A Conversation between four artists, on the occasion of the exhibition by Kirsten Pieroth and Henrik Olesen. Galleria Franco Noero, Turin, 20 February 2002.

HO: I talked to Franco Noero on the phone yesterday and he wanted us to say something about what we are going to do in our exhibition in Turin.

KP: So what should we tell him?

HO: That we are doing a collaboration.

KP: I guess he already knows that.

HO: Maybe he does not know if we are doing separate works that are shown together or if we are exhibiting works we have produced together....

KP: ...or if we are going to show no work at all as a result of our collaboration.

Yoko Ono: "Take the sound of a room breathing: at dawn, in the morning, in the evening, before dawn... Bottle the smell of the room of that particular hour as well".

KP: What was that?

HO: Yoko Ono, I guess.

KP: But she is not in the show...

HO: So what, a work doesn't only come out by one's own genuine ideas but is constantly influenced by a lot of other people and other things.

KP: But what did you tell Franco?

HO: I told him about our basic ideas, about that we are going to do different interventions within the city...

Robert Morris: "There are two temperatures: one outside, one inside".

HO: ...? Robert Morris: But what are you doing for the show?

KP: We are using the outside and the inside of the gallery.

Robert Morris: Why are you placing work outside the gallery space?

KP: If you place an artwork in the street it changes the perception of the work. It evokes different reactions and attention. You experience the piece in a situation of everyday life. An outside space is something that everybody shares. In the street people rely on orientation.

HO: As there is no announcement of the work, you experience it as something casual and not presented. You might not notice it at all....

KP: ...or you might not notice it is a piece of art... like the flyers you once spread out in Copenhagen...

HO: I distributed flyers in the subway and people took them occasionally. They didn't consider the information on the flyers as an expression of an artistic statement. There was a lack of authorship and so the work came down to the actual information that was provided and the circumstances under which people were given that information.

Robert Morris: But Kirsten, didn't you also distribute flyers in Copenhagen?

KP: No, you got it wrong... I biked backwards.

Robert Morris: ... backwards?

KP: On occasion of an exhibition opening I biked in the wrong direction through a one-way street.

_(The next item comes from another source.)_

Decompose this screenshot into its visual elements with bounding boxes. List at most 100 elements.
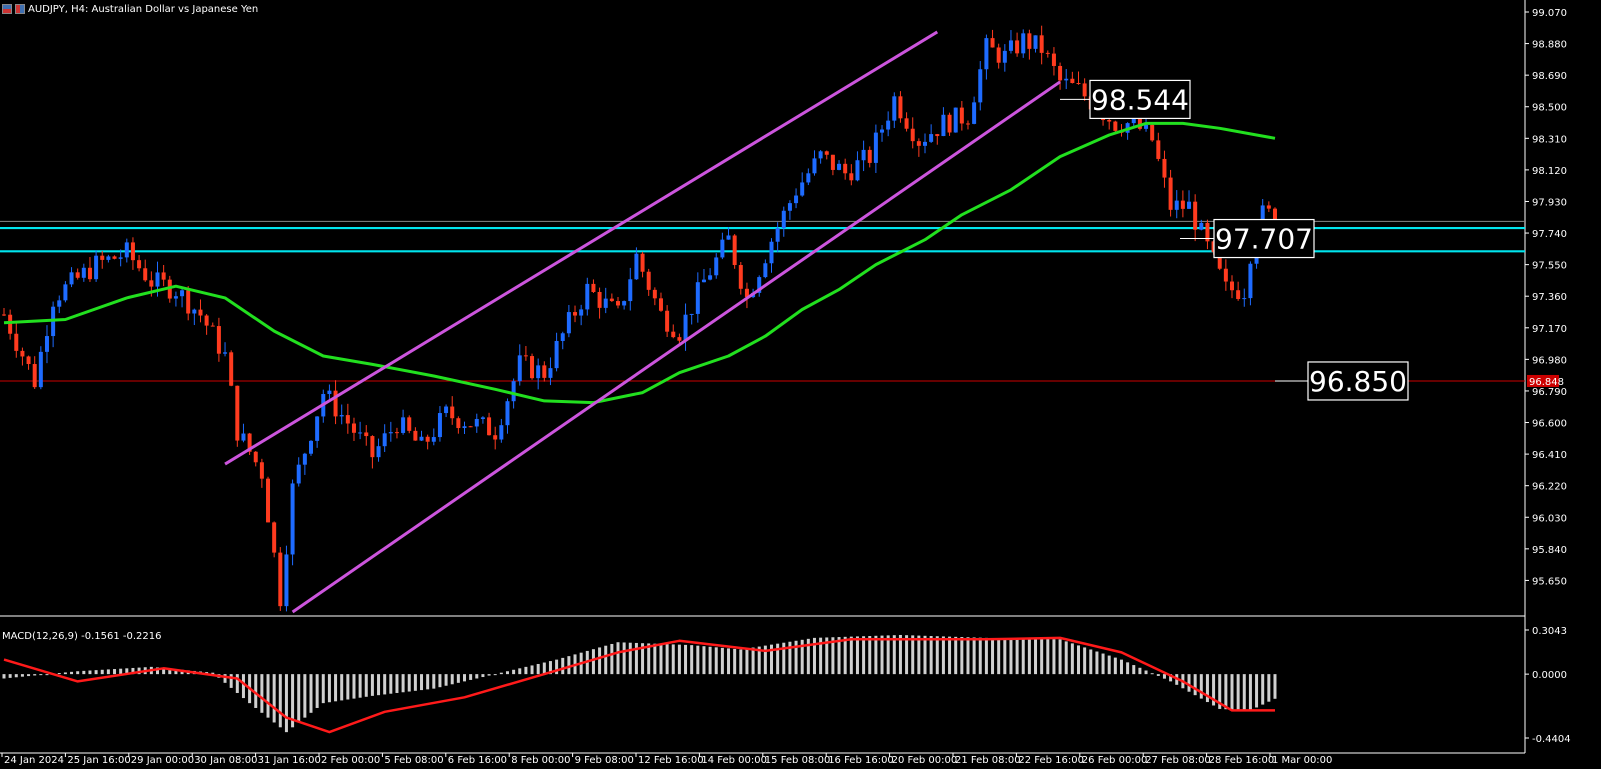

I biked backwards: I was riding my bike, seated on the handlebars, facing the opposite direction.

Yoko Ono: "Draw an imaginary map. Put a goal mark on the map where you want to go. Go walking on an actual street according to your map. If there is no street where it should be according to the map, make one by putting the obstacles aside. When you reach the goal, ask the name of the city...".

KP: Lets get back to Turin... and what to tell Franco...

HO: I also told Franco about the tapes. That we have taped all our conversations about doing this show.

KP: ...there are a lot of tapes

HO: ...and we discuss possible exhibitions we could do in the space. We have documented everything that we discussed. The idea is to include as well our working process in Berlin and to bring it with us to Turin.

Robert Morris: ... Isn't that rather private? Do you think that people are going to listen to many hours of tape? Would you?

KP: When you work on something there is a natural selection of what becomes the final piece. When we include the tapes it also means that we include the leftovers that were part of structuring our ideas for the exhibition.

HO: We don't want the tapes to become a private documentation in real time. We use the tapes as an object.

KP: One can't listen to them during the exhibition, but they are presented as a summary of our thoughts around the making of the show.

Robert Morris: In 1961, I did a piece called "Box with the Sound of its Own Making", did you know that?

KP: No, but what was that about?

Robert Morris: ...I don't really remember.

Yoko Ono: I think you made a wooden box and taped the sound of you building it. Afterwards you placed the tape in the box and closed it.